We’re very excited to ship Recipes. We care a lot about the Gatsby developer experience and we want to make setting up and maintaining sites a lot lot easier. This release is the first step towards adding a lot more automation capabilities to Gatsby.
FAQs
What does a recipe look like?
Recipes are written in MDX, so a combination of Markdown and React components. The React components instruct Gatsby Recipes to make sure things exist like files or NPM packages e.g. Emotion.
A full recipe for adding the CSS-in-JS library Emotion looks like the following:
How can I write my own?
You can run local recipes or recipes at a URL. The docs walk you through writing your first Recipe!
Will there be more official recipes? Do you want contributions?
Yes! We want to have official recipes for all common use cases. Even if a recipe isn’t yet possible to create (i.e. it’s missing a required resource), please suggest it in the Recipes Umbrella issue to start the conversation.
What are future plans for recipes?
A few areas we’re exploring.
- How to translate tutorials to Recipes. The Gatsby community has created a ton of tutorials. What if tutorials were Recipes but could be still read as tutorials and run as Recipes where they’d walk you through setting up sites, adding technologies and services, etc. This would be a boon to many people new to Gatsby as it’d automate fiddly details like installing packages and plugins, creating files in the right place, etc. that slow learning the concepts and technology.
- Expanding the capabilities available to Recipes. There’s a lot more Recipes could automate like setting up cloud services, controlling content types, deeper integrations with Gatsby and other core web technologies, etc. Anything with an API, a recipe could automate.
- A GUI version of Recipes. We’re working on a Desktop app for Gatsby and Recipes will fit beautifully into it.
- Referencing other recipes from within a recipe to create recipe “stacks”. The ability to compose recipes opens up a lot of interesting possibilities.
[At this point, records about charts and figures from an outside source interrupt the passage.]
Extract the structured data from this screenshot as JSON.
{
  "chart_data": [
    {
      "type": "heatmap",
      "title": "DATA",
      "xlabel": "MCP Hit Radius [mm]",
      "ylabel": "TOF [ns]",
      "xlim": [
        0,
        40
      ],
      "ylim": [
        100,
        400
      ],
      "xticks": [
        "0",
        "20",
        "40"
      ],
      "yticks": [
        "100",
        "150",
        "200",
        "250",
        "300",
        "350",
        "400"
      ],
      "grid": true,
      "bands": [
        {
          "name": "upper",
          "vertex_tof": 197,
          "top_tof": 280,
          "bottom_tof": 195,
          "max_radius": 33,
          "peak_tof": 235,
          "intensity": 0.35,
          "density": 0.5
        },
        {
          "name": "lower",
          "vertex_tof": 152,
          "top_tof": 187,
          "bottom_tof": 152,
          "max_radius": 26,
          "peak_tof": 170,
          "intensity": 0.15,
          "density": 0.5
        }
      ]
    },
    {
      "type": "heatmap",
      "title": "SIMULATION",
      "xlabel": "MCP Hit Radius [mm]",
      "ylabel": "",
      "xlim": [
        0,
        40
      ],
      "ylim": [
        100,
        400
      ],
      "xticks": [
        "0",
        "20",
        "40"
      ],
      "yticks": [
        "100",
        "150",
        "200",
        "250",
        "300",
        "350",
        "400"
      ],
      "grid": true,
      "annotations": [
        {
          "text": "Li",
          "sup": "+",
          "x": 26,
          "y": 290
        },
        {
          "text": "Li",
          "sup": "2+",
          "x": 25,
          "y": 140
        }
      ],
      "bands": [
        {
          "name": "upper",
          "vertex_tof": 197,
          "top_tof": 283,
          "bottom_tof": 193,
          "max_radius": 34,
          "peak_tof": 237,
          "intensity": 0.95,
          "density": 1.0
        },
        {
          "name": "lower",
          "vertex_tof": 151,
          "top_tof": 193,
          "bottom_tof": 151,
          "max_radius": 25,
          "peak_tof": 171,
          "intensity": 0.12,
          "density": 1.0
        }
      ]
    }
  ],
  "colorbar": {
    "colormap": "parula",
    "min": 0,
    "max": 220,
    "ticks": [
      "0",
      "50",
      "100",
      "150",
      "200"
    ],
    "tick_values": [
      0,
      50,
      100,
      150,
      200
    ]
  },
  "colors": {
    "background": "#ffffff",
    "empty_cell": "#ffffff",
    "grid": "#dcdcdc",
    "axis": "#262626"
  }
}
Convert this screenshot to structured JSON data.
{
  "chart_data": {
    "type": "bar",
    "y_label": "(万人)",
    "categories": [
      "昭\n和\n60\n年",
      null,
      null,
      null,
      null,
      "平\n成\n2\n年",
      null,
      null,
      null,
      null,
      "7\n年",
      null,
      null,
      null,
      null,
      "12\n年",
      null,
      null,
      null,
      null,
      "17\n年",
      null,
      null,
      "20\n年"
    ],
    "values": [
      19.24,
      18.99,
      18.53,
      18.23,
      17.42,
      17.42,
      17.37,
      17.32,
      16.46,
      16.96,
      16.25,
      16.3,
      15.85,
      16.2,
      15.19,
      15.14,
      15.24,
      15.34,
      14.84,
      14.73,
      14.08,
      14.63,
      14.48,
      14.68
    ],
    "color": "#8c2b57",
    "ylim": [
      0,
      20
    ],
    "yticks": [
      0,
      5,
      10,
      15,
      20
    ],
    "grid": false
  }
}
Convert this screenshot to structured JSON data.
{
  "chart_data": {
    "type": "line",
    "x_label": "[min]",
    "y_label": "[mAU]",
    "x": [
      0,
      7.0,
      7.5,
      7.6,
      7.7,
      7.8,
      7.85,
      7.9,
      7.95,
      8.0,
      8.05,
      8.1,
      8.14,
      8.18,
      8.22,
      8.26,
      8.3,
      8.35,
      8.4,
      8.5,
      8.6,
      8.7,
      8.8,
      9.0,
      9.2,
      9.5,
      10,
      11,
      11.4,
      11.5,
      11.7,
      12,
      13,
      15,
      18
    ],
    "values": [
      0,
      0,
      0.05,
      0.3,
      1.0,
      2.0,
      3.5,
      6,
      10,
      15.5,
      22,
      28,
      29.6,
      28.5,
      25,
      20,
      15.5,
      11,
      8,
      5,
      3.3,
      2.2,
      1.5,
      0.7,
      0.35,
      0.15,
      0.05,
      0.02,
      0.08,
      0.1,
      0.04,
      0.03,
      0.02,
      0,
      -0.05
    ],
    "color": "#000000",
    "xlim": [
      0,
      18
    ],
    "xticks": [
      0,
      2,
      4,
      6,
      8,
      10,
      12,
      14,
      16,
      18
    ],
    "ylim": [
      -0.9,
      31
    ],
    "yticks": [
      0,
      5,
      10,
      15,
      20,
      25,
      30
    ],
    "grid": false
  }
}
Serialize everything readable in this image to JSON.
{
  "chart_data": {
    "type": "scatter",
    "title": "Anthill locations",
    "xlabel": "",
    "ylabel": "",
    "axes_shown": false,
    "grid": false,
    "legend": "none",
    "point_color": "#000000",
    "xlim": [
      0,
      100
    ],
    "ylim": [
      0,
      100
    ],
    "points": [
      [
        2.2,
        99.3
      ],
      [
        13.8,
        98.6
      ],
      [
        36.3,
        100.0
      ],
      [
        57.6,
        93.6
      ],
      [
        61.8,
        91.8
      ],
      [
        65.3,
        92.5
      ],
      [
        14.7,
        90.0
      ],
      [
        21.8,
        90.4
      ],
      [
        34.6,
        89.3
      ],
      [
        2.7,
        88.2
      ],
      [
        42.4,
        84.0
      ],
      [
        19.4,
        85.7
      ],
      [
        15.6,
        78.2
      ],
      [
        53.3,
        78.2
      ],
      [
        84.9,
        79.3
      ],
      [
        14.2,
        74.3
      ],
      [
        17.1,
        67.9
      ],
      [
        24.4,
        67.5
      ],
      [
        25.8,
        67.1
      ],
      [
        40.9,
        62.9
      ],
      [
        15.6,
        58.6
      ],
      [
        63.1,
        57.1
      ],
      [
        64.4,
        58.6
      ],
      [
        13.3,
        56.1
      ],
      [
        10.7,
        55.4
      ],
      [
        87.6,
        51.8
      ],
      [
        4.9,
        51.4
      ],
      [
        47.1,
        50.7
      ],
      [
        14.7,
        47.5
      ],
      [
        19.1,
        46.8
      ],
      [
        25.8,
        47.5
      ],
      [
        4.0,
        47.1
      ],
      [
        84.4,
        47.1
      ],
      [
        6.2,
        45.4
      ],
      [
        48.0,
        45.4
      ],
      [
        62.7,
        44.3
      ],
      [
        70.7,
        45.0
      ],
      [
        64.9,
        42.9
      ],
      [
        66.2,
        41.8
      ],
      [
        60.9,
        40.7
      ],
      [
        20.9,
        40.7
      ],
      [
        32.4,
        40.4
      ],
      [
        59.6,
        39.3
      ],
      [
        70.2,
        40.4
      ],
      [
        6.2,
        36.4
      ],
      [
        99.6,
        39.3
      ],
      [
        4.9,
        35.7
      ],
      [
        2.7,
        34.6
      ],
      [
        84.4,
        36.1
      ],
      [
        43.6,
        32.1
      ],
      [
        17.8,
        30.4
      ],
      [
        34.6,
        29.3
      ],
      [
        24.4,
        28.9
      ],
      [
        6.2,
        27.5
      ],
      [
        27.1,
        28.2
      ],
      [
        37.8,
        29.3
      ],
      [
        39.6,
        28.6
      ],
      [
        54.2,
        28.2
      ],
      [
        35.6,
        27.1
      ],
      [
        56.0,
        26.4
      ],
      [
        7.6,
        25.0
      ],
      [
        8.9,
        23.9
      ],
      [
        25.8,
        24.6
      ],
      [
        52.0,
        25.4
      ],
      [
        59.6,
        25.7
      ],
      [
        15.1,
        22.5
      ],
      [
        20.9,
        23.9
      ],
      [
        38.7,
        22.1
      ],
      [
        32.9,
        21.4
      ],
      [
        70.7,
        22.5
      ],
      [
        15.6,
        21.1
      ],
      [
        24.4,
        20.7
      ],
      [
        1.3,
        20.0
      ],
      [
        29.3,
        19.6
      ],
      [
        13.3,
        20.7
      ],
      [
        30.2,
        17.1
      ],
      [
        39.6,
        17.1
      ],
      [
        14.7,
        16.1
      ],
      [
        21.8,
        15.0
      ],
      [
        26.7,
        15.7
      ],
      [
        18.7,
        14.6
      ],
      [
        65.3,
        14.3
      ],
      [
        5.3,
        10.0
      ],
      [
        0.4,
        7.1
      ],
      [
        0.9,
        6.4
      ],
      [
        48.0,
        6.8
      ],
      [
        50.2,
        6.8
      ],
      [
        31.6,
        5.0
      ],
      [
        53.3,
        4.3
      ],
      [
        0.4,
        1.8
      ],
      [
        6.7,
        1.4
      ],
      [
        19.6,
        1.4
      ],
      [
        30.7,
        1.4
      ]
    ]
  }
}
- Executable recipes. Right now React components in recipes are static declarations but what if you could code recipe components that respond to real data from your environment? It’d be like React Native but for infrastructure 🤯
What are some inspirations for Recipes?
- HyperCard for their focus on approachability and integrated IDE and card interface
- Infrastructure as Code — a lockfile for your cloud resources. It’s an awesome paradigm and we wanted that for frontend development.
- Literate programming human-friendly coding which lets recipe authors teach others what the code is doing (including their future self)
I’m curious, how did you build this?
React and GraphQL of course! 😉
The terminal UI (like all of our Gatsby CLIs) are built with Ink a very cool project that allows you to build CLIs with React. It makes building data-driven CLI apps much more approachable than other methods we’ve tried.
The CLI app talks directly to a GraphQL API. It sends MDX recipes to the server which then parses them and constructs the operation plan which is passed back to the CLI. The user is walked through the steps of the recipe in the UI and we use GraphQL subscriptions to send back updates from the server as steps are executed.
Each resource component is operating by a resource module which implements hooks for creating/reading/updating/destroying resources. Each new resource we implement enables new types of recipes to be created.
We leverage XState to control the flow of running Recipes.